Flashback - The beginning of GST and radical financial changes for Kiwis
Debt led to a radical change in New Zealanders' lives during the fourth Labour Government's 1984-87 term. Jessica Long reports.
A snap election in July 1984, fuelled by the country's immense overseas debt, led to the advent of the fourth New Zealand Labour government – and its focus was money.
Everyone's lives changed in the next three years. Some people prospered, but others suffered as unemployment rose and the state sector shrank. Then came the triple whammy of the stock market crash in 1987.
It was an era of radical social and economic changes within the country with Prime Minister David Lange at the helm. His government inherited a high budget deficit, an over-valued dollar and rocketing inflation.
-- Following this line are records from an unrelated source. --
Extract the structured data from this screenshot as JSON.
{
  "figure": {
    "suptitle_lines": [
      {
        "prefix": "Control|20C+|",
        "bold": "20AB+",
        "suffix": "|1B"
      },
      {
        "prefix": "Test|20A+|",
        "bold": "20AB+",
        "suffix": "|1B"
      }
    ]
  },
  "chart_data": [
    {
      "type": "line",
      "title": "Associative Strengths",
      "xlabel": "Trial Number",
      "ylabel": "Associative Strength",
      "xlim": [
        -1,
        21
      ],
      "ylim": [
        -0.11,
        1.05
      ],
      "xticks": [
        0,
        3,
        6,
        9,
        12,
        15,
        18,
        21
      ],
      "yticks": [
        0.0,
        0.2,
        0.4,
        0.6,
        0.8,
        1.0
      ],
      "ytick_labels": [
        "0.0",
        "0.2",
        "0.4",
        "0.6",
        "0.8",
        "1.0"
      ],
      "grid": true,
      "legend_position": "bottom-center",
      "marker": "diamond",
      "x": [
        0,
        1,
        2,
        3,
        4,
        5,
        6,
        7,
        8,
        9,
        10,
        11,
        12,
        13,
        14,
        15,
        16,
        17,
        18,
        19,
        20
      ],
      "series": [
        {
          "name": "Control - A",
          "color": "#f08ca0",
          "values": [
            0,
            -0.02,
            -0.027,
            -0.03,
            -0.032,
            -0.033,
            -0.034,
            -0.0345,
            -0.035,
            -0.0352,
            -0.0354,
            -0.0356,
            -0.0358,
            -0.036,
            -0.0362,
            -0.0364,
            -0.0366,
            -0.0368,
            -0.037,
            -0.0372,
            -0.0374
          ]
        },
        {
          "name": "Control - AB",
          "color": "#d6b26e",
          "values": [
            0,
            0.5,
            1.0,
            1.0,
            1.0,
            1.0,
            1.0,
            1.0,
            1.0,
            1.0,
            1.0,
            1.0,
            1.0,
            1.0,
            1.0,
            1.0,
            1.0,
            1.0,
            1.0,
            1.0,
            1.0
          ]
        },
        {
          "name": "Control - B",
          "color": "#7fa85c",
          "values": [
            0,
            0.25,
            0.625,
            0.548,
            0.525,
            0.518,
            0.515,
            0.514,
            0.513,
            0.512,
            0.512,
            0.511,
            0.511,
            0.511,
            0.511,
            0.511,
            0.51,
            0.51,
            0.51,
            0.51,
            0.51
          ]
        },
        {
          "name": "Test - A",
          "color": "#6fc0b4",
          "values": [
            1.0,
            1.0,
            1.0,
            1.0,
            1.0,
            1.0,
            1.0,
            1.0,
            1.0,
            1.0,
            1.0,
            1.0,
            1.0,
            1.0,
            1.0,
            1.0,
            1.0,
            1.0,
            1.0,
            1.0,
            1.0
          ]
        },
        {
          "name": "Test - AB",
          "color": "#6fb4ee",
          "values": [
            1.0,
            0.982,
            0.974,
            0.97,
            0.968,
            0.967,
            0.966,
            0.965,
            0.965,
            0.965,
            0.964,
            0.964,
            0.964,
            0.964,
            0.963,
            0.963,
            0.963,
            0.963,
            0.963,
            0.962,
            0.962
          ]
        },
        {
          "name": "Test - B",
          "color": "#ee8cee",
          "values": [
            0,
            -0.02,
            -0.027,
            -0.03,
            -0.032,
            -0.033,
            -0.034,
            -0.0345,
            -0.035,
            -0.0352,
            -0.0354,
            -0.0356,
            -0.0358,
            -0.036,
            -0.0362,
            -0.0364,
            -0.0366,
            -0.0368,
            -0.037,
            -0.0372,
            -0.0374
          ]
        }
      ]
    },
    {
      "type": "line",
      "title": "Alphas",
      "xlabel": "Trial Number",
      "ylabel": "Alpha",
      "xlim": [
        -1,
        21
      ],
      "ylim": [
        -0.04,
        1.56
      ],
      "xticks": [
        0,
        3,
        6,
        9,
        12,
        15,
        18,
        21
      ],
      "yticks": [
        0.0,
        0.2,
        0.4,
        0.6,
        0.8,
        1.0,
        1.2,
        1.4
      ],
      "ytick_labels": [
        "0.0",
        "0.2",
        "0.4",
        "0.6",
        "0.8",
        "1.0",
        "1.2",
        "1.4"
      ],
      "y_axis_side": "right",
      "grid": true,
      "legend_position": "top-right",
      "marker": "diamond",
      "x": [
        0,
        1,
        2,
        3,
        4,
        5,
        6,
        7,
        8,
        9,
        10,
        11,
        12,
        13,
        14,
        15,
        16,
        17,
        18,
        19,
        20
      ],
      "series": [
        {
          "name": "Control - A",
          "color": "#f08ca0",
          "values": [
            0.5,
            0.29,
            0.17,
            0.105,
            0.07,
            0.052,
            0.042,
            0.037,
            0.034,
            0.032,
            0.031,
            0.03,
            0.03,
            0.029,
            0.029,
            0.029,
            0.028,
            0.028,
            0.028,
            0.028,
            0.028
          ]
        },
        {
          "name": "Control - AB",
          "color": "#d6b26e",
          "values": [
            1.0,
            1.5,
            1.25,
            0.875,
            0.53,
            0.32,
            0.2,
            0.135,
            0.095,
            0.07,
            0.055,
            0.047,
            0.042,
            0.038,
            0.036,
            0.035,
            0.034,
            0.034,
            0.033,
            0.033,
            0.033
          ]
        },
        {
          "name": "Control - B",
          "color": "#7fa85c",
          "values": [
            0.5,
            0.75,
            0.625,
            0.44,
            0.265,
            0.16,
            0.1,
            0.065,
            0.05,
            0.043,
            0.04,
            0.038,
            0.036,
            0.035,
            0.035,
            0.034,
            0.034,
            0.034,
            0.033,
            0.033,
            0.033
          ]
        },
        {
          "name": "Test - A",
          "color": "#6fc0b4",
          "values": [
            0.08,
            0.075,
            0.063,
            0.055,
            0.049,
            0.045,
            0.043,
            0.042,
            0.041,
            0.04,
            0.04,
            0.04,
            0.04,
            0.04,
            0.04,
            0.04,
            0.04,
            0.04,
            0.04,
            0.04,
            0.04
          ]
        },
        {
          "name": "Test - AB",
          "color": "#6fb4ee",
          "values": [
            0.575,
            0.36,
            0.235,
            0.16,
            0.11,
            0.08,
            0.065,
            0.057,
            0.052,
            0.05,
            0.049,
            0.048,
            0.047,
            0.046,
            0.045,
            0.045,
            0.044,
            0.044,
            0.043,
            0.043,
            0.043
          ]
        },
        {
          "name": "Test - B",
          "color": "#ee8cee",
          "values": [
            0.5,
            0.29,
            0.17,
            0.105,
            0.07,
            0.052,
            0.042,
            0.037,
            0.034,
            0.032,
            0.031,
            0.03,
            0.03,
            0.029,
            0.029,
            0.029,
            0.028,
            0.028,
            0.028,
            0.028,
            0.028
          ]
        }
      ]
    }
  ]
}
But Lange's appointment of Roger Douglas as minister of finance promised to set the economy straight when he implemented "new right" reforms.
Douglas said New Zealand would be put on a high-growth path and for a while the country seemed to reinvent itself as a free-market economy.
He brought in policies on deregulation, privatisation, state asset sales, tariffs, and price controls.
The new government's reforms dismantled the centrally organised welfare system and removed farming subsidies.
But the changes caused an onset of purchase panic and newspapers splashed the phrase "Rogernomics". It stuck.
On October 1, 1986, Douglas introduced the Goods and Services Tax Act (GST). This added 10 per cent to the cost of most goods and services.
In the leadup to the imposition of GST cartoonists targeted the tax as a "regressive" move that would hurt the poor.
James Lynch depicted Douglas as Little Red Riding Hood setting out to meet the unions, represented by the Big Bad Wolf, carrying his basket of GST.
"And so little Roger Riding Hood set out through the forest to take the Goods and Services to Parliament House."
The script sat above Lange, as Little Red Riding Hood's grandmother. "GST was proving a difficult sell to the unions in particular," Lynch said a year before it arrived. .
Another cartoonist teased the tax as a bottled "economical cure", a "miracle money saver" sold from a side-show cart.
The masses responded, as thick and as fast as the looming changes, and in September 1986 consumer purchase power increased by an unprecedented $508 million in the retail sector, or 22.9 per cent.
In the first month GST was imposed, there was a 27.6 per cent fall that saw the economy take a $752 million hit, excluding GST.
Sales were low through November but increased slightly, by 0.6 per cent, before a $244m recovery in December.
While the Christmas figures were similar to sales in August, it would be the beginning of ongoing financial issues for the government that undermined its stability.
The average person steered away from purchasing high-end and durable goods, which meant purchases on items with longer life-spans quickly dropped.
The furniture industry was significantly affected alongside department stores and retailers that sold household appliances and hardware.
By the March 1987 quarter, however, retail purchase volumes had returned to more normal levels.
As the retail sector took some hits people turned to selling and buying property in the hope of benefiting from capital gains.
New Zealanders also turned their attention to shares, which caused a financial boom. What went up just as quickly came crashing down when stockmarkets around the world came crashing down, starting on October 19,1987. New Zealand's sharemarket fell 60 per cent from its 1987 peak. .
Some investors suffered severe losses in the collapse and divisions formed within the government. Lange fired Douglas in 1988 and resigned as leader the next year.
"For people who don't want the government in their lives … this [Rogernomics] has been a bonanza," Lange said in 1996. "For people who are disabled, limited, resourceless, uneducated, it has been a tragedy."